Selain mengajar, anggota Serwani juga menanamkan pola pikir bahwa perempuan juga berhak memiliki pendidikan yang tinggi. Mereka mendorong dan menyemangati murid-muridnya untuk terus berjuang mencapai cita-cita dan berani melawan ketidakadilan. Setiap hari, para guru menekankan bahwa pendidikan itu nomor satu.

“Buku itu jendela dunia. Jadi, banyak-banyaklah baca buku. Kalau kalian pintar, rajin sekolah, rajin belajar, nanti kalian bisa jadi apa saja yang kalian mau.”

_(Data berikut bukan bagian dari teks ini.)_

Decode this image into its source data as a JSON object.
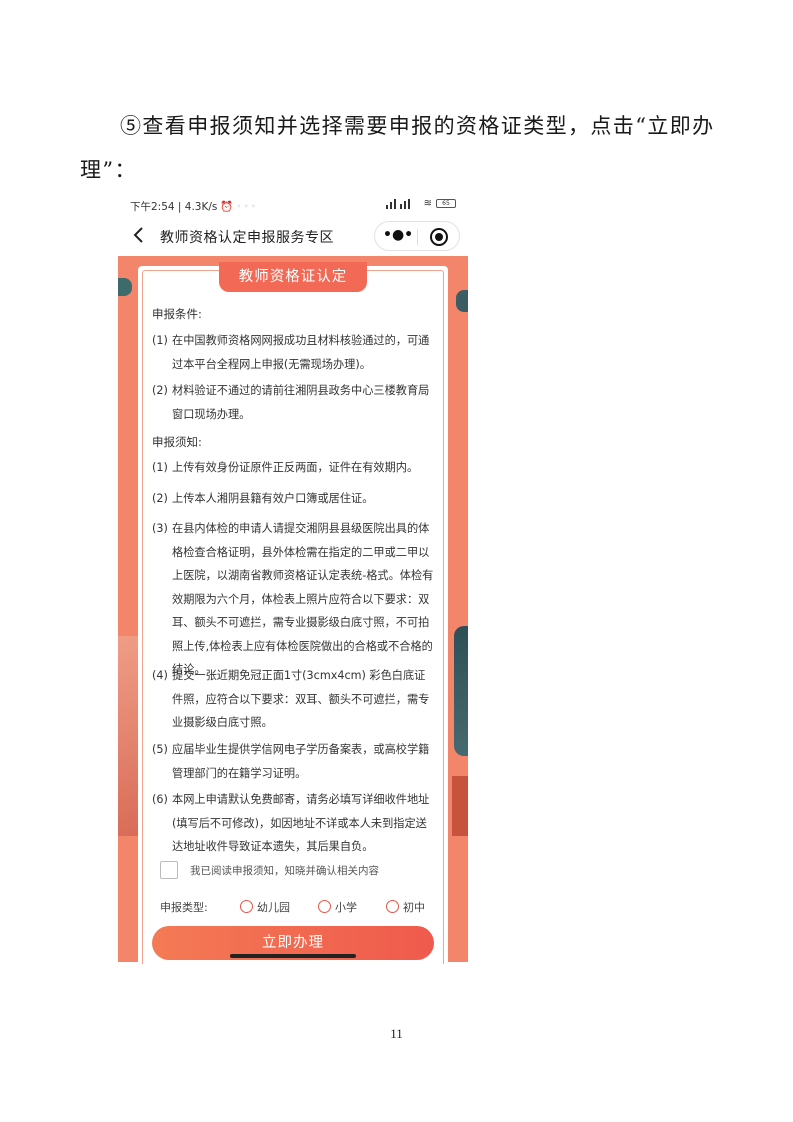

Kalimat itu yang sampai sekarang masih mengendap di benak Ruminah. Walaupun tidak bisa melanjutkan sekolah, ia tetap ingin bisa membaca buku. Alhasil, selama ini ia meminjam buku dari teman sekelasnya saat SD dulu, yang juga masih bertetangga.

“Kamu katanya suka sekali dengan karya-karya Taufiq Ismail. Kemarin saya nemu ini di toko buku, terus ingat sama kamu. Gimana? Kamu suka?”

“Banget, Mas. Saya sudah lama pengin punya bukunya Taufiq Ismail. Tapi, uangnya sampai sekarang belum kekumpul juga. Buat nyukupi kebutuhan Bapak Ibu sama adik-adik dulu,” ujar Ruminah.